In Bironico there were a total of 126 students (As of 2009). The Ticino education system provides up to three years of non-mandatory kindergarten and in Bironico there were 25 children in kindergarten. The primary school program lasts for five years and includes both a standard school and a special school. In the village, 38 students attended the standard primary schools and 1 student attended the special school. In the lower secondary school system, students either attend a two-year middle school followed by a two-year pre-apprenticeship or they attend a four-year program to prepare for higher education. There were 30 students in the two-year middle school, while 6 students were in the four-year advanced program.

The upper secondary school includes several options, but at the end of the upper secondary program, a student will be prepared to enter a trade or to continue on to a university or college. In Ticino, vocational students may either attend school while working on their internship or apprenticeship (which takes three or four years) or may attend school followed by an internship or apprenticeship (which takes one year as a full-time student or one and a half to two years as a part-time student). There were 5 vocational students who were attending school full-time and 20 who attend part-time.

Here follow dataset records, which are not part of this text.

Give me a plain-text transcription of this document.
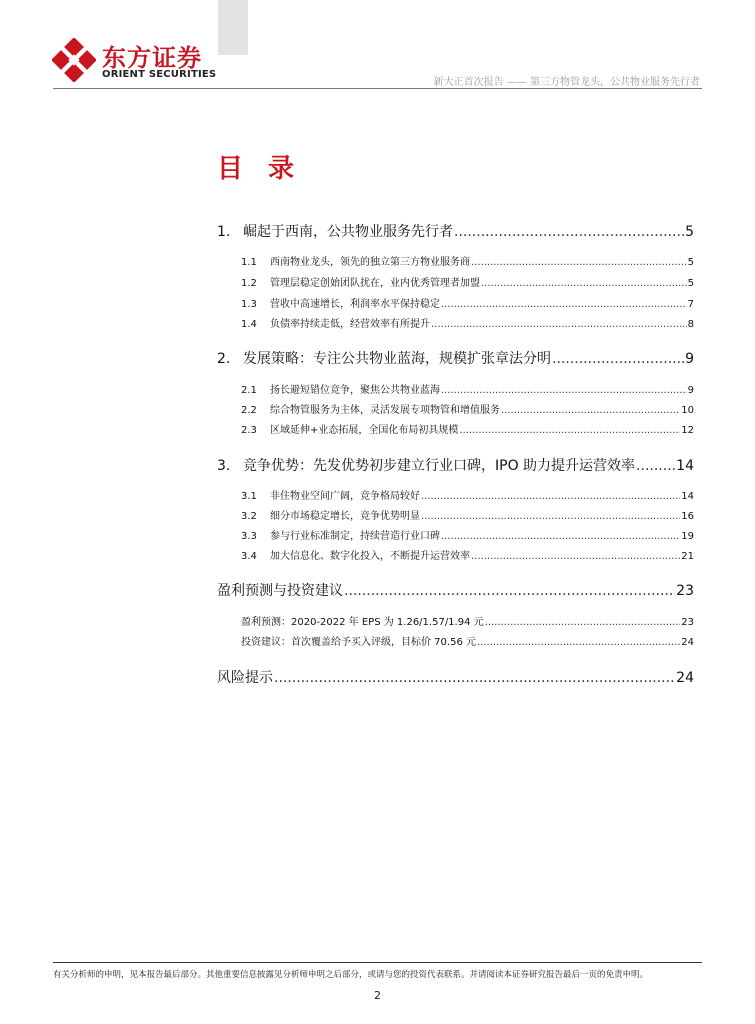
东方证券
ORIENT SECURITIES
新大正首次报告 —— 第三方物管龙头，公共物业服务先行者
目 录
1. 崛起于西南，公共物业服务先行者 .....	5
1.1	西南物业龙头，领先的独立第三方物业服务商 .....	5
1.2	管理层稳定创始团队扰在，业内优秀管理者加盟 .....	5
1.3	营收中高速增长，利润率水平保持稳定 .....	7
1.4	负债率持续走低，经营效率有所提升 .....	8
2. 发展策略：专注公共物业蓝海，规模扩张章法分明 .....	9
2.1	扬长避短错位竞争，聚焦公共物业蓝海 .....	9
2.2	综合物管服务为主体，灵活发展专项物管和增值服务 .....	10
2.3	区域延伸+业态拓展，全国化布局初具规模 .....	12
3. 竞争优势：先发优势初步建立行业口碑，IPO 助力提升运营效率 .....	14
3.1	非住物业空间广阔，竞争格局较好 .....	14
3.2	细分市场稳定增长，竞争优势明显 .....	16
3.3	参与行业标准制定，持续营造行业口碑 .....	19
3.4	加大信息化、数字化投入，不断提升运营效率 .....	21
盈利预测与投资建议 .....	23
盈利预测：2020-2022 年 EPS 为 1.26/1.57/1.94 元 .....	23
投资建议：首次覆盖给予买入评级，目标价 70.56 元 .....	24
风险提示 .....	24
有关分析师的申明，见本报告最后部分。其他重要信息披露见分析师申明之后部分，或请与您的投资代表联系。并请阅读本证券研究报告最后一页的免责申明。
2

The professional program lasts three years and prepares a student for a job in engineering, nursing, computer science, business, tourism and similar fields. There was 1 student in the professional program.

As of 2000, there were 17 students in Bironico who came from another village, while 77 residents attended schools outside the village.

==Climate==
Bironico has a Continental Subarctic climate (Dfc) under the Köppen climate classification. The average annual temperature is 51 F. The average coldest month was January with an average temperature of 35 F, while the warmest month was July with an average temperature of 69 F. The wettest month was May during which time Bironico received an average of 7.6 in of rain or snow. The driest month was February during which time Bironico received an average of 2.5 in of rain or snow.

Climate data for Bironico
| Month | Jan | Feb | Mar | Apr | May | Jun | Jul | Aug | Sep | Oct | Nov | Dec | Year |
| Daily mean °C (°F) | 2 (35) | 4 (39) | 7 (44) | 11 (51) | 15 (59) | 18 (64) | 21 (69) | 20 (68) | 17 (62) | 12 (53) | 7 (44) | 3 (37) | 11 (51) |
| Average precipitation mm (inches) | 69 (2.7) | 64 (2.5) | 110 (4.4) | 150 (6) | 190 (7.6) | 190 (7.3) | 160 (6.3) | 180 (7.1) | 180 (7) | 180 (7.1) | 140 (5.5) | 79 (3.1) | 1,690 (66.4) |
Source:

==Transport==
Bironico is served by the nearby Rivera-Bironico station, on the Gotthard railway.